For an entrepreneur, there is always one nagging question that has to be answered every single day: What should we build next? As the CEO of two tech companies, this question awaited me as soon as I opened my laptop in the morning and was still on my mind when I turned out the lights before bed each night. “What do we build next?” is such an important question because the answer determines whom you hire, how much you spend, and, most importantly, whether your company will succeed or fail. The building phase is where your blood, sweat, and tears (not to mention money) all go. But how do we decide what to build? What determines which projects we should invest in improving versus which ones we should ignore?
For most of the history of product development, employees built whatever the boss wanted them to build. The leader of the company sent down orders from on high and teams got to work turning that vision into reality. Sometimes, the executive was right and the innovation would be successful, but most often those at the top were wrong. Product teams would spend months if not years (typically isolated from customers) building products that no one ultimately wanted. The lack of user input led to countless product failures.
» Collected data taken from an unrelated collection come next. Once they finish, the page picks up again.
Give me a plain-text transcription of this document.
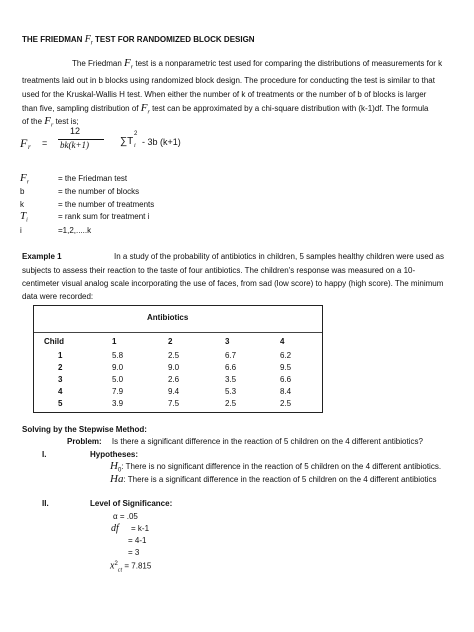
THE FRIEDMAN $F_r$ TEST FOR RANDOMIZED BLOCK DESIGN
The Friedman $F_r$ test is a nonparametric test used for comparing the distributions of measurements for k
treatments laid out in b blocks using randomized block design. The procedure for conducting the test is similar to that
used for the Kruskal-Wallis H test. When either the number of k of treatments or the number of b of blocks is larger
than five, sampling distribution of $F_r$ test can be approximated by a chi-square distribution with (k-1)df. The formula
of the $F_r$ test is;
F r =
12
bk(k+1)	∑T
2
i - 3b (k+1)
$F_r$	= the Friedman test
b	= the number of blocks
k	= the number of treatments
$T_i$	= rank sum for treatment i
i	=1,2,.....k
Example 1	In a study of the probability of antibiotics in children, 5 samples healthy children were used as
subjects to assess their reaction to the taste of four antibiotics. The children's response was measured on a 10-
centimeter visual analog scale incorporating the use of faces, from sad (low score) to happy (high score). The minimum
data were recorded:
Antibiotics
Child	1	2	3	4
1	5.8	2.5	6.7	6.2
2	9.0	9.0	6.6	9.5
3	5.0	2.6	3.5	6.6
4	7.9	9.4	5.3	8.4
5	3.9	7.5	2.5	2.5
Solving by the Stepwise Method:
Problem: Is there a significant difference in the reaction of 5 children on the 4 different antibiotics?
I.	Hypotheses:
$H_0$: There is no significant difference in the reaction of 5 children on the 4 different antibiotics.
Ha: There is a significant difference in the reaction of 5 children on the 4 different antibiotics
II.	Level of Significance:
α = .05
df = k-1
= 4-1
= 3
$x^2_{ct} = 7.815$
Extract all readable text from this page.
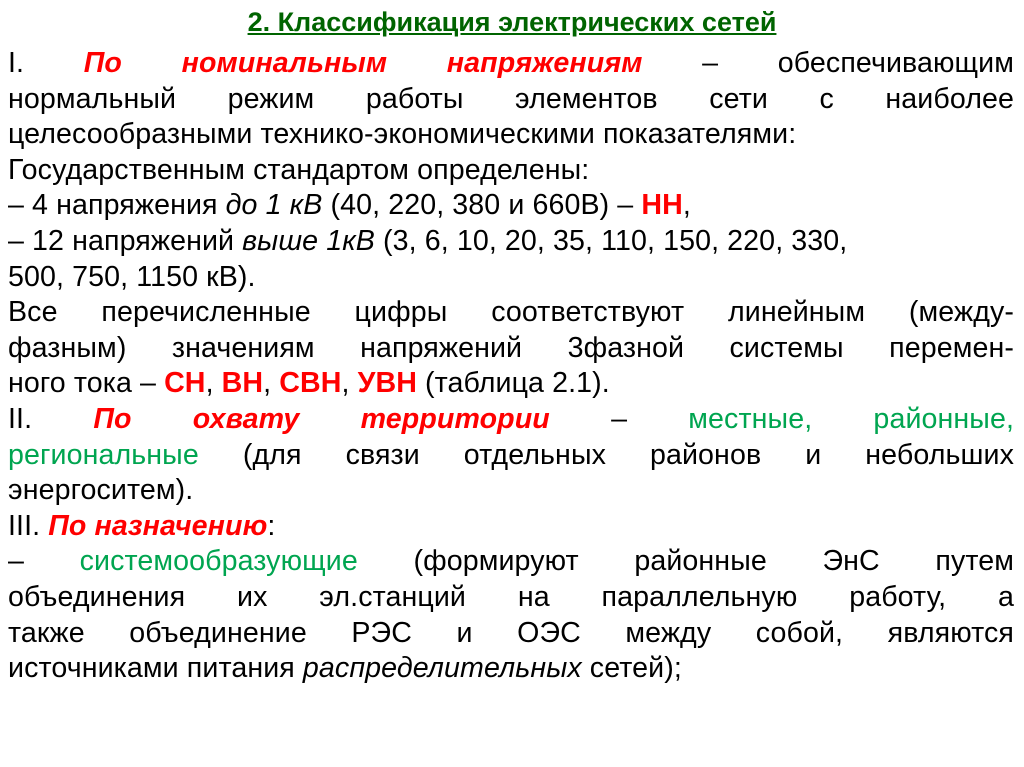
2. Классификация электрических сетей
I. По номинальным напряжениям – обеспечивающим
нормальный режим работы элементов сети с наиболее
целесообразными технико-экономическими показателями:
Государственным стандартом определены:
– 4 напряжения до 1 кВ (40, 220, 380 и 660В) – НН,
– 12 напряжений выше 1кВ (3, 6, 10, 20, 35, 110, 150, 220, 330,
500, 750, 1150 кВ).
Все перечисленные цифры соответствуют линейным (между-
фазным) значениям напряжений 3фазной системы перемен-
ного тока – СН, ВН, СВН, УВН (таблица 2.1).
II. По охвату территории – местные, районные,
региональные (для связи отдельных районов и небольших
энергоситем).
III. По назначению:
– системообразующие (формируют районные ЭнС путем
объединения их эл.станций на параллельную работу, а
также объединение РЭС и ОЭС между собой, являются
источниками питания распределительных сетей);
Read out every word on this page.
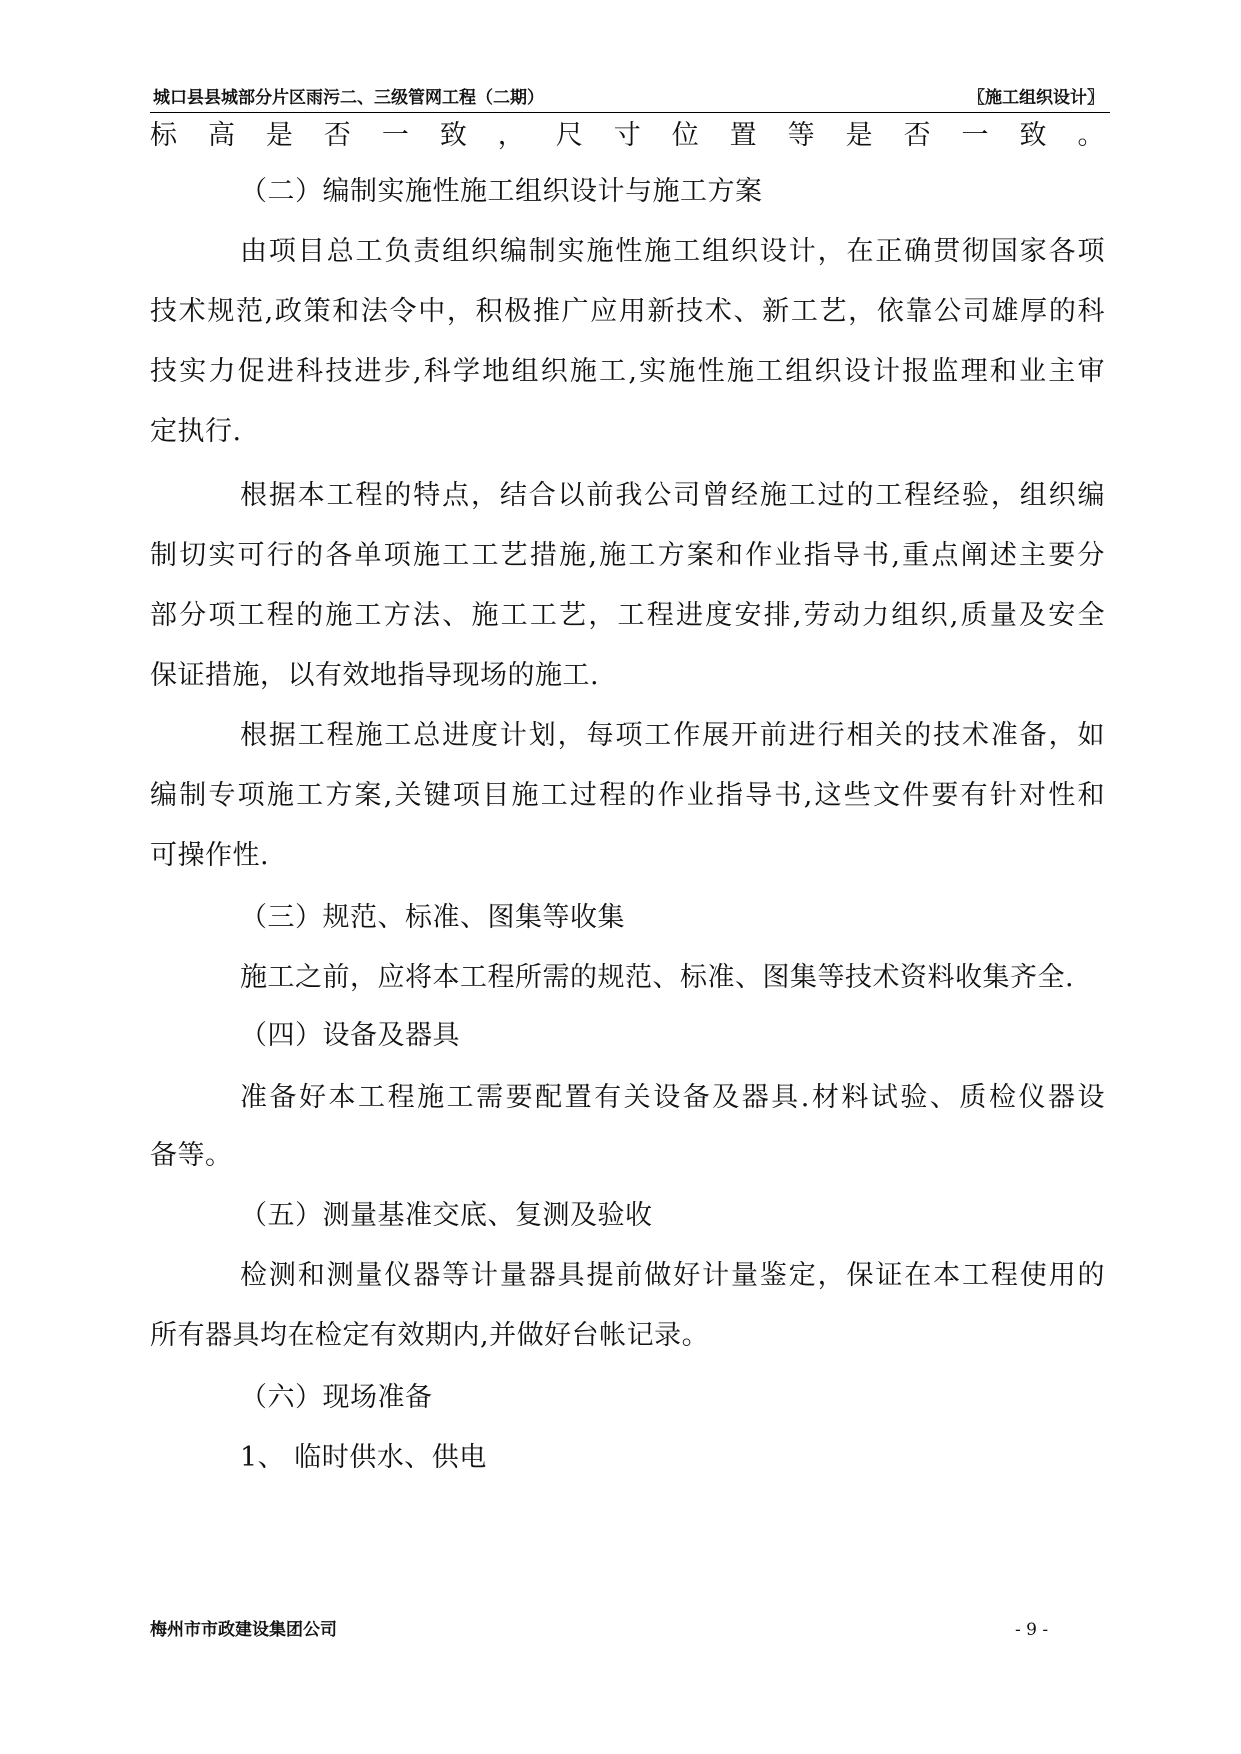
城口县县城部分片区雨污二、三级管网工程（二期）	〖施工组织设计〗
标高是否一致，尺寸位置等是否一致。
（二）编制实施性施工组织设计与施工方案
由项目总工负责组织编制实施性施工组织设计，在正确贯彻国家各项
技术规范,政策和法令中，积极推广应用新技术、新工艺，依靠公司雄厚的科
技实力促进科技进步,科学地组织施工,实施性施工组织设计报监理和业主审
定执行.
根据本工程的特点，结合以前我公司曾经施工过的工程经验，组织编
制切实可行的各单项施工工艺措施,施工方案和作业指导书,重点阐述主要分
部分项工程的施工方法、施工工艺，工程进度安排,劳动力组织,质量及安全
保证措施，以有效地指导现场的施工.
根据工程施工总进度计划，每项工作展开前进行相关的技术准备，如
编制专项施工方案,关键项目施工过程的作业指导书,这些文件要有针对性和
可操作性.
（三）规范、标准、图集等收集
施工之前，应将本工程所需的规范、标准、图集等技术资料收集齐全.
（四）设备及器具
准备好本工程施工需要配置有关设备及器具.材料试验、质检仪器设
备等。
（五）测量基准交底、复测及验收
检测和测量仪器等计量器具提前做好计量鉴定，保证在本工程使用的
所有器具均在检定有效期内,并做好台帐记录。
（六）现场准备
1、 临时供水、供电
梅州市市政建设集团公司	- 9 -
More recently, a new philosophy of innovation has changed the way many companies do business. Entrepreneurs-turned-authors such as Steve Blank and Eric Ries have promoted building products through continuous improvements by constantly testing and validating ideas with customers. By listening to customer feedback, they argue, companies can decrease the odds of building something no one really wants. I am a subscriber and advocate of Blank and Ries’ process of “customer development.” However, I found something missing when I implemented their methodology—the answer to that same nagging question regarding what to build.